# Gibson Deluxe Blue Sparkle Top Paint



## BadCo73 (Jan 17, 2009)

I am thinking about building a Les Paul but I want to finish it like the Les Paul Deluxes that were made in the seventies with the blue sparkle top finish, does anyone out there know where I can find any info on this type of finish. I have always wanted a Les Paul in this finish but the originals are very rare and when one does come up it is way out of my price range, so I would like to build a Les Paul and paint it this colour or refinish a Les Paul that is a different colour. Any help would be greatly appreciated.


----------



## Lil'Demon (May 3, 2011)

Go to an auto body and paint supply. Spraying metal flake is tricky though. You need to mix in the flake at the right amount and you must use a larger nozzle on your gun. I suggest doing a practice run first.
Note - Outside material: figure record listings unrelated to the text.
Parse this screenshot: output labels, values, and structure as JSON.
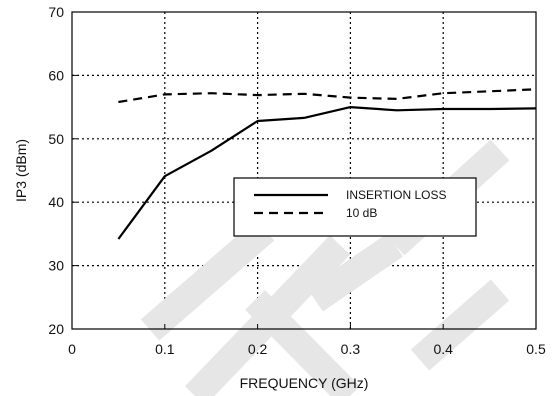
{
  "chart_data": {
    "type": "line",
    "title": "",
    "xlabel": "FREQUENCY (GHz)",
    "ylabel": "IP3 (dBm)",
    "xlim": [
      0,
      0.5
    ],
    "ylim": [
      20,
      70
    ],
    "x_ticks": [
      0,
      0.1,
      0.2,
      0.3,
      0.4,
      0.5
    ],
    "x_tick_labels": [
      "0",
      "0.1",
      "0.2",
      "0.3",
      "0.4",
      "0.5"
    ],
    "y_ticks": [
      20,
      30,
      40,
      50,
      60,
      70
    ],
    "y_tick_labels": [
      "20",
      "30",
      "40",
      "50",
      "60",
      "70"
    ],
    "grid": true,
    "grid_style": "dotted",
    "legend_placement": "center-right",
    "series": [
      {
        "name": "INSERTION LOSS",
        "line_style": "solid",
        "color": "#000000",
        "x": [
          0.05,
          0.1,
          0.15,
          0.2,
          0.25,
          0.3,
          0.35,
          0.4,
          0.45,
          0.5
        ],
        "y": [
          34.2,
          44.1,
          48.1,
          52.8,
          53.3,
          55.0,
          54.5,
          54.7,
          54.7,
          54.8
        ]
      },
      {
        "name": "10 dB",
        "line_style": "dashed",
        "color": "#000000",
        "x": [
          0.05,
          0.1,
          0.15,
          0.2,
          0.25,
          0.3,
          0.35,
          0.4,
          0.45,
          0.5
        ],
        "y": [
          55.8,
          57.0,
          57.2,
          56.9,
          57.1,
          56.5,
          56.3,
          57.2,
          57.5,
          57.8
        ]
      }
    ]
  },
  "watermark": {
    "color": "#e6e6e6"
  }
}
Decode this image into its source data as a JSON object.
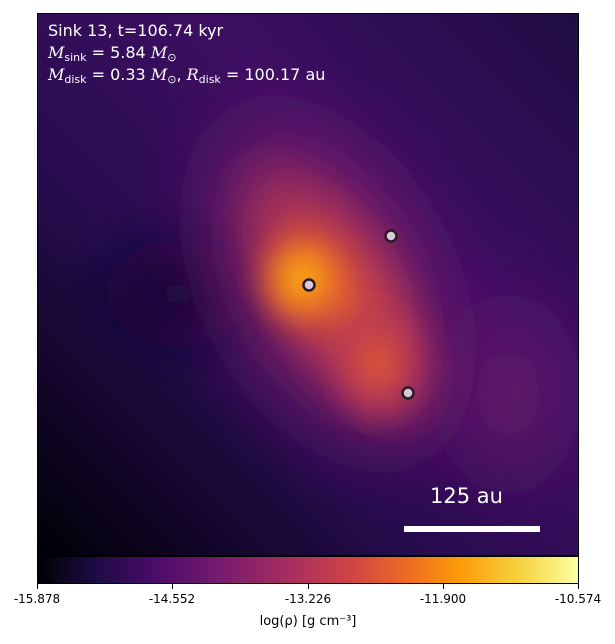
{
  "info": {
    "line1": "Sink 13, t=106.74 kyr",
    "m_sink_value": "5.84",
    "m_disk_value": "0.33",
    "r_disk_value": "100.17",
    "mass_unit": "M",
    "length_unit": "au"
  },
  "scale_bar": {
    "label": "125 au"
  },
  "colorbar": {
    "ticks": [
      "-15.878",
      "-14.552",
      "-13.226",
      "-11.900",
      "-10.574"
    ],
    "label": "log(ρ) [g cm⁻³]"
  },
  "colors": {
    "colormap": "inferno",
    "sink_marker": "#d8c8d8"
  }
}
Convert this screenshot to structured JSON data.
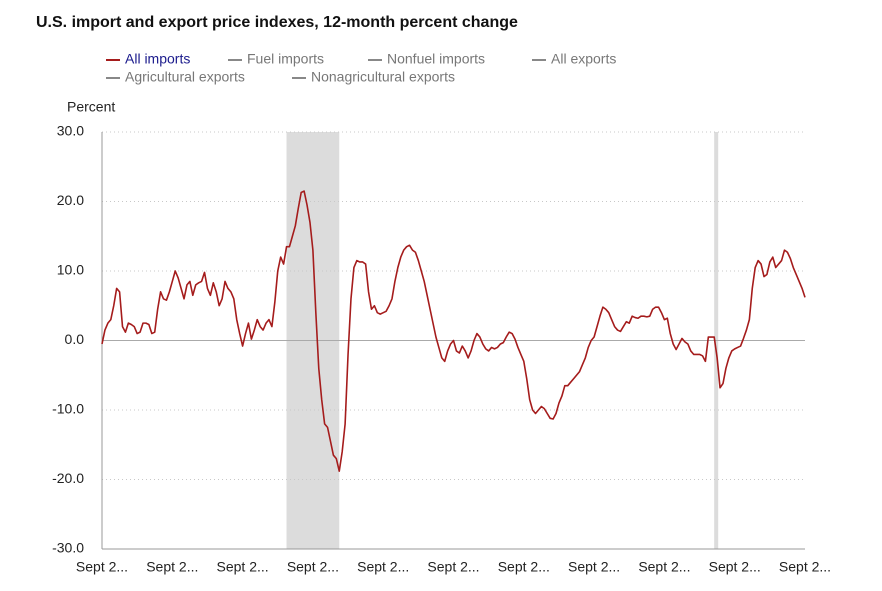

Your spray passes must be very even because if too much flake settles in one spot it will look weird. Also you cant sand before clear coat or you will ruin the sheen of the flakes. I suggest doing this with a two-stage automotive urethane NOT nitro.

www.lildemonguitars.com


----------



## YJMUJRSRV (Jul 17, 2007)

gone fishing


----------



## bagpipe (Sep 19, 2006)

There's a guy over at TDPRI.com who does these incredible build threads on Teles - his userId is buckocaster51. Here's a really long thread on a sparklecaster that he built. The paint/finish part doesn't start until around post #150, but I'm sure you'd learn a lot about glitter finishes from it:

http://www.tdpri.com/forum/tele-home-depot/86203-emeraldcaster-project-aka-son-meloncaster.html


----------